The bureau gave the states until March 4 to finalize their plans. If they’re not finalized by then, the feds would request comment from the governor of each state on how they wish to manage their water, with a public comment period.

The feds saw Arizona’s late effort to pass a plan as promising, and is still optimistic that the plans can be finalized by the deadline, avoiding federal intervention. However, the situation is grave enough that March 4 may very well be the last day the basin states can control their own destiny when it comes to water management.

“This departmental action was not our preferred approach,” the Bureau of Reclamation said in a statement. “However, any further delay elevates existing risks in the basin to unacceptable levels. It is our hope that the basin states will promptly complete the (plans), and if they are successful, we anticipate terminating (plans for federal intervention.)”
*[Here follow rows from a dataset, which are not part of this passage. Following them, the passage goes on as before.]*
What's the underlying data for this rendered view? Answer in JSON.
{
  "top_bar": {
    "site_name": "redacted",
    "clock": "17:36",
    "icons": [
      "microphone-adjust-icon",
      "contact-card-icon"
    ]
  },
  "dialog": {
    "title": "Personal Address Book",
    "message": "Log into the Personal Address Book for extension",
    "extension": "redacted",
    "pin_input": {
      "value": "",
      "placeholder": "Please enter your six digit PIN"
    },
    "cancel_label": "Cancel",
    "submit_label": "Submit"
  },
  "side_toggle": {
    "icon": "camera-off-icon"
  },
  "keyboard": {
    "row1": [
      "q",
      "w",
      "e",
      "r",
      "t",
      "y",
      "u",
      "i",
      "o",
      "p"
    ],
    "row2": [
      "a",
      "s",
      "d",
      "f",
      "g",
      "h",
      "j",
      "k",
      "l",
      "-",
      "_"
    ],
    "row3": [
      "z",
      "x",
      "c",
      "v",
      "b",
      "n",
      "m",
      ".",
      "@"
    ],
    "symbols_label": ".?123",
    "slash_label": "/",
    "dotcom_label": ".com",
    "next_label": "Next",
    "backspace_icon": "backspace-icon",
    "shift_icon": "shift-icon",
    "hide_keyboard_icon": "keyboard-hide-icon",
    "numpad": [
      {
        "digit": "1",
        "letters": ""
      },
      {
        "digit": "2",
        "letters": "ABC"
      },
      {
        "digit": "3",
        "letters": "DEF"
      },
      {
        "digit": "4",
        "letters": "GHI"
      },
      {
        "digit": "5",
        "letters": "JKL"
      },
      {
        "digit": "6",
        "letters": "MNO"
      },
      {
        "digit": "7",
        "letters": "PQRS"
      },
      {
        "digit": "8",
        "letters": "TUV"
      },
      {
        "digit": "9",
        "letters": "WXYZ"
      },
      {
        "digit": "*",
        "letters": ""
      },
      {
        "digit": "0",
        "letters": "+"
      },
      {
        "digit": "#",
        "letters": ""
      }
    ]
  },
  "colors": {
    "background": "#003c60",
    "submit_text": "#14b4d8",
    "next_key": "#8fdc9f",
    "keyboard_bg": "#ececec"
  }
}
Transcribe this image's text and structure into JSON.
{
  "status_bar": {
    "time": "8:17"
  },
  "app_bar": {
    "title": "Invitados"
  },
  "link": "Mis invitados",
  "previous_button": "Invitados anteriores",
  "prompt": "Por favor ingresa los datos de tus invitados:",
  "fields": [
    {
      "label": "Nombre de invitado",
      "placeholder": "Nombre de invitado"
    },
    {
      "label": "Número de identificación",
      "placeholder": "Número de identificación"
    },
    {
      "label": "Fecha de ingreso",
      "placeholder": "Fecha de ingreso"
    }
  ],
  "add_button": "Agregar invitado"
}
From The Los Angeles Times (Michael Hiltzik):

On the surface, things have seemed to be looking up in recent weeks for the future of Lake Mead.

The Western storms of the last month have fostered the impression of a respite, at least temporarily, from the region’s long drought. Earlier this month, Arizona legislators passed a sheaf of crucial measures signaling their willingness to cooperate in an interstate drought contingency plan, staving off federal intervention.

Yet these are stopgaps. The giant reservoir on the Colorado River behind Hoover Dam, which provides water chiefly to residents in California and farmers there and in Arizona, is suffering from a long-term and possibly irreversible decline in capacity.

Lake Mead’s enemies are both natural and man-made. Climate change has placed the Colorado River basin in a long-term drought. Meanwhile, human demands for water from the Colorado have far outstripped what it can provide.

“We’re in the 19th year of a drought,” observes Robert Glennon, an expert on water policy at the University of Arizona, “and it’s pretty obvious that climate change is having a devastating impact.” That places a premium on interstate cooperation to address the drought’s consequences — chiefly how to apportion what is certain to be a diminishing supply of Colorado water.